Have you ever made a wrong turn and found yourself driving down some road you’ve never been on before? Of course! We all have! How many times has this happened and you discovered something interesting on that ‘wrong road’? Maybe it took you through a really bad neighborhood (my wife can tell you MANY stories of how I have the uncanny ability to find the ‘hood’ in EVERY city we’ve EVER been in!) and you were frightened. God is there too. An inadvertent drive through a bad neighborhood will have you realizing how good your life is or maybe even point out something you need to change in your life… God, teaching us to grow. Challenging us to examine our life choices.

Watching my brother Steve succeed and be declared cancer free 3 years after a bone marrow transplant only to be hit hard with a bronchial infection that slowly suffocated him to death made me question his faith. I remember having the conversation with him after 2 hospitals denying him a lung transplant. Steve lived on the 19^th floor of a building overlooking Biscayne bay. He spent many hours gazing out over the bay and would post daily pictures of a sunrise or sunset colored storm clouds. He was tethered to an oxygen generator with hose enough to go anywhere in the small 1 bedroom apartment. He quoted bible verses nearly daily on his facebook. “Steve” I said. “I can’t believe after all of these setbacks and getting your hopes up only to have them dashed…If I were in your shoes I think I would be seriously considering a swan dive off the balcony to the tennis courts below!” Without hesitation he looked at me and said: “I can’t climb over the railing”. He was joking of course but his next words really resonated with me. “I just do the next thing I need to do”. Steve wasn’t focusing on the ‘what if’s’ or the closed doors, he was just putting one foot in front of the other and walking towards the next potentially open door. He didn’t doubt for one second God wasn’t with him, God wasn’t holding him close.

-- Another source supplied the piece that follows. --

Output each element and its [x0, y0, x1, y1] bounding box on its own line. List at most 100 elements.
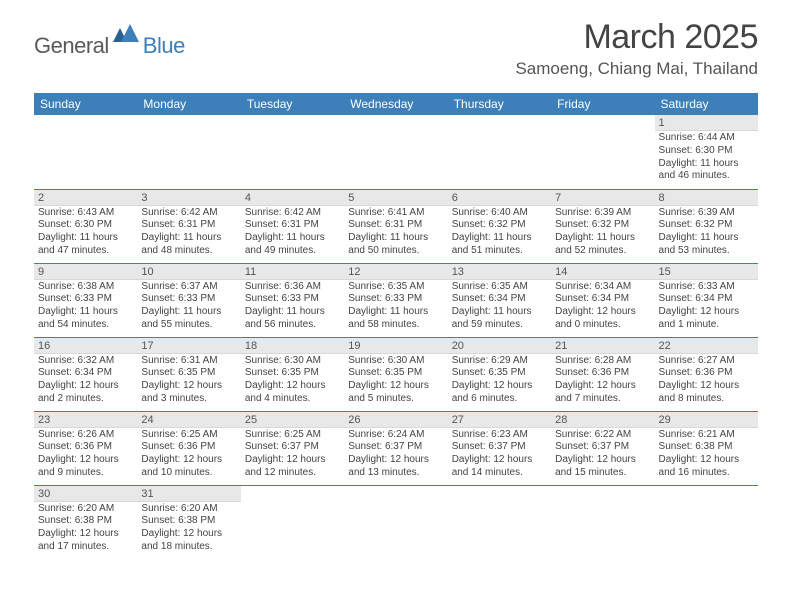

As much as I admire my brother’s strength and courage, I just couldn’t fully wrap my brain around that kind of faith or soul strength. Little did I know at the time, God was teaching me through Steve things I would need in the very near future! It wasn’t until shortly after receiving my diagnosis of CLL that these lessons would begin to resonate within me.

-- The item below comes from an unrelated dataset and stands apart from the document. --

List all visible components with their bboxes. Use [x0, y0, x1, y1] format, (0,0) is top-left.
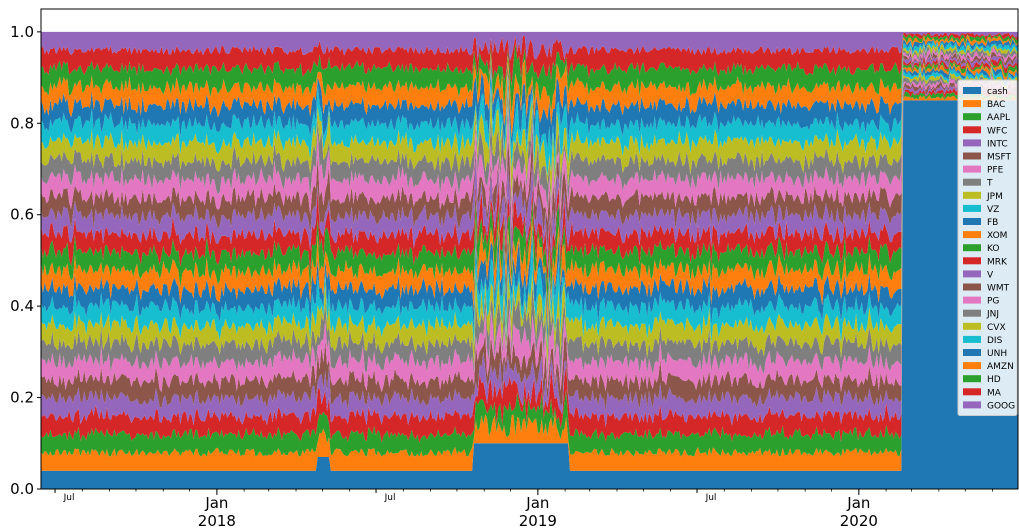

Being the youngest of seven, I have always been very competitive. I have always felt the need to succeed in whatever I take on and get attention for my accomplishments. I would rather win someone’s respect and admiration rather than their pity. When I was diagnosed I had the same choice Steve faced. The same choice everyone has when facing a huge hurdle or life changing event: Lie down and let it consume me or stand tall and fight! Being a highly competitive person I could not entertain the thought of lying down and crying ‘woe is me…’ Sure it knocked me down hard for a bit. My wife said ‘today we will cry but tomorrow we will roll up our sleeves and fight this with everything we have!’ In the days and weeks that followed I would slowly begin to see myself gaining the same strength of faith as Steve had. Our conversations about faith and cancer began to ring in my ears and at times, I feel him with me. I feel his love.